La pena de estas familias sólo podrá remediarla el paso lento del tiempo, cuando los recuerdos se tornen borrosos, menos ácidos, entrañables. Hasta entonces, aquellos que perdieron a sus seres queridos seguirán trabajando en los campos y reuniendo, euro a euro, el capital que les permita regresar para vivir con dignidad en Santa Cruz, para celebrar la Navidad en la calorina del verano, las puertas abiertas de par en par, la música que todo lo inunda, «con mucha más alegría que la fría Epifanía que ustedes celebran aquí», señalan con sinceridad antes de exclamar: «¡Cuánto cuesta vivir lejos de nuestra tierra!».

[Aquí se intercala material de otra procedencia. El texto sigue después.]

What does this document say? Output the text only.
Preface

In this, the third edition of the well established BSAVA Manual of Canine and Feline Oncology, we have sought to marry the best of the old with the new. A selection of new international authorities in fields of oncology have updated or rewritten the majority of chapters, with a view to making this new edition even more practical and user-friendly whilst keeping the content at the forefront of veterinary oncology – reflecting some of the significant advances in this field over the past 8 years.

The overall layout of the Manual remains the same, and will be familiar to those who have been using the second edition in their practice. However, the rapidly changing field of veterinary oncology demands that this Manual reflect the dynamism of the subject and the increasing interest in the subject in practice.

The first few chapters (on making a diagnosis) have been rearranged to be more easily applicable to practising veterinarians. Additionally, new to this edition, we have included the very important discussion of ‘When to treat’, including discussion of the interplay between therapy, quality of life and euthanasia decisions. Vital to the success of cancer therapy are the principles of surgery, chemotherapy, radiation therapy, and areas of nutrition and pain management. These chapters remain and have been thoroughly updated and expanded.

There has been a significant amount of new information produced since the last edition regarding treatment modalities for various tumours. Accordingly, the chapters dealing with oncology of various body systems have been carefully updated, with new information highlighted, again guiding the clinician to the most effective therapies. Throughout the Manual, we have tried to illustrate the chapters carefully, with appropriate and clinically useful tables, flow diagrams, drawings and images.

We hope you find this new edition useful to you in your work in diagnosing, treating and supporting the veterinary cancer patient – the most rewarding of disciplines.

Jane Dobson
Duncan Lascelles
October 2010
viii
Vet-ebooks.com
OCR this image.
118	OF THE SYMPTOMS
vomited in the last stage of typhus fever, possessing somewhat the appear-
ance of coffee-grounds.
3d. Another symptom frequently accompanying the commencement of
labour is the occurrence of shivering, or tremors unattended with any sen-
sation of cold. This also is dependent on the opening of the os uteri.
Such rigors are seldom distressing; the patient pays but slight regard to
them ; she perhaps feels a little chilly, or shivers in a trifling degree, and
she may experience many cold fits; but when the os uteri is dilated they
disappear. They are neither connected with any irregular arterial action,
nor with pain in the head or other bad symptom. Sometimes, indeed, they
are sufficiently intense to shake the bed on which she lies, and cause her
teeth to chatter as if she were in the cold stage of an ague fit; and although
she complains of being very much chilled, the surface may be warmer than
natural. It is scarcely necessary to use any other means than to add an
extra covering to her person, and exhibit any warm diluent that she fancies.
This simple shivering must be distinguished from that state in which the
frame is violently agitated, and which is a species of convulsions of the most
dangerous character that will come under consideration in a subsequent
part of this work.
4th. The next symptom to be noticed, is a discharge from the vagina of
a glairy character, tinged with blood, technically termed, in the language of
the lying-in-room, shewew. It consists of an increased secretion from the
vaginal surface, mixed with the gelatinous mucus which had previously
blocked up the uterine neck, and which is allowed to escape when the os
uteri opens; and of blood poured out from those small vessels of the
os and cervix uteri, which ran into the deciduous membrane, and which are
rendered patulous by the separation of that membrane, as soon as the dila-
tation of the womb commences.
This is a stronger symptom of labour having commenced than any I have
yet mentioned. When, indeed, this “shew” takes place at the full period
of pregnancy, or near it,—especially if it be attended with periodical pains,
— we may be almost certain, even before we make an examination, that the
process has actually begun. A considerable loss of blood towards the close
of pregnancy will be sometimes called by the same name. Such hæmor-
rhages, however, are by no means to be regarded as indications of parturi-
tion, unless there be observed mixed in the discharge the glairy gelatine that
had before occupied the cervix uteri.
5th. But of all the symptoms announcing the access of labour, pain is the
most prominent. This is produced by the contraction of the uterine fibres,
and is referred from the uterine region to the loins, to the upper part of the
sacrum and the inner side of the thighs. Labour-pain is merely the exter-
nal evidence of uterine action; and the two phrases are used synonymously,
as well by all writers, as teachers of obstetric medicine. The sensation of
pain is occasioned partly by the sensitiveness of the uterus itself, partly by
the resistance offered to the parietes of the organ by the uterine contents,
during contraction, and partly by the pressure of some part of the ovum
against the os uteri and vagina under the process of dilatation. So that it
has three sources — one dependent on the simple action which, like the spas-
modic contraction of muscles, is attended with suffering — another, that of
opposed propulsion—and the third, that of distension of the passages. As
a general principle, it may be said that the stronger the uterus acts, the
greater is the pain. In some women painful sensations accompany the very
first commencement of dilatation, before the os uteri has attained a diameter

Santa Cruz también es una amalgama de emigrados, de gentes que llegaron de Cochabamba y de La Paz, de Sucre y de Potosí, de Oruro, de Tarija, del Beni, para compartir el departamento más extenso de la república. Allí ya descansan, regados con mil lágrimas, los sueños de quienes buscaron El Dorado en una tierra lejana. Asunta y Ronald, todavía turbados por la tragedia, aseguran que los teléfonos móviles de los muertos aún sonaron, perdidos entre los restos de sus escasas pertenencias, varios días después del accidente. Incluso después de apagarlos, su timbre resonaba y resonaba en toda la casa.
«Una psicóloga nos tranquilizó diciendo que acaso nuestros finados querían despedirse de nosotros», confiesan. El ataúd de Eldy, en ese mismo instante, hacía trasbordo en un aeropuerto de Brasil mientras algún funcionario judicial de Caravaca tramitaba su citación «Ya avisamos que nunca irá al juzgado –señala un tanto apenada Asunta–. Que, si lo desean, se molesten en buscarla».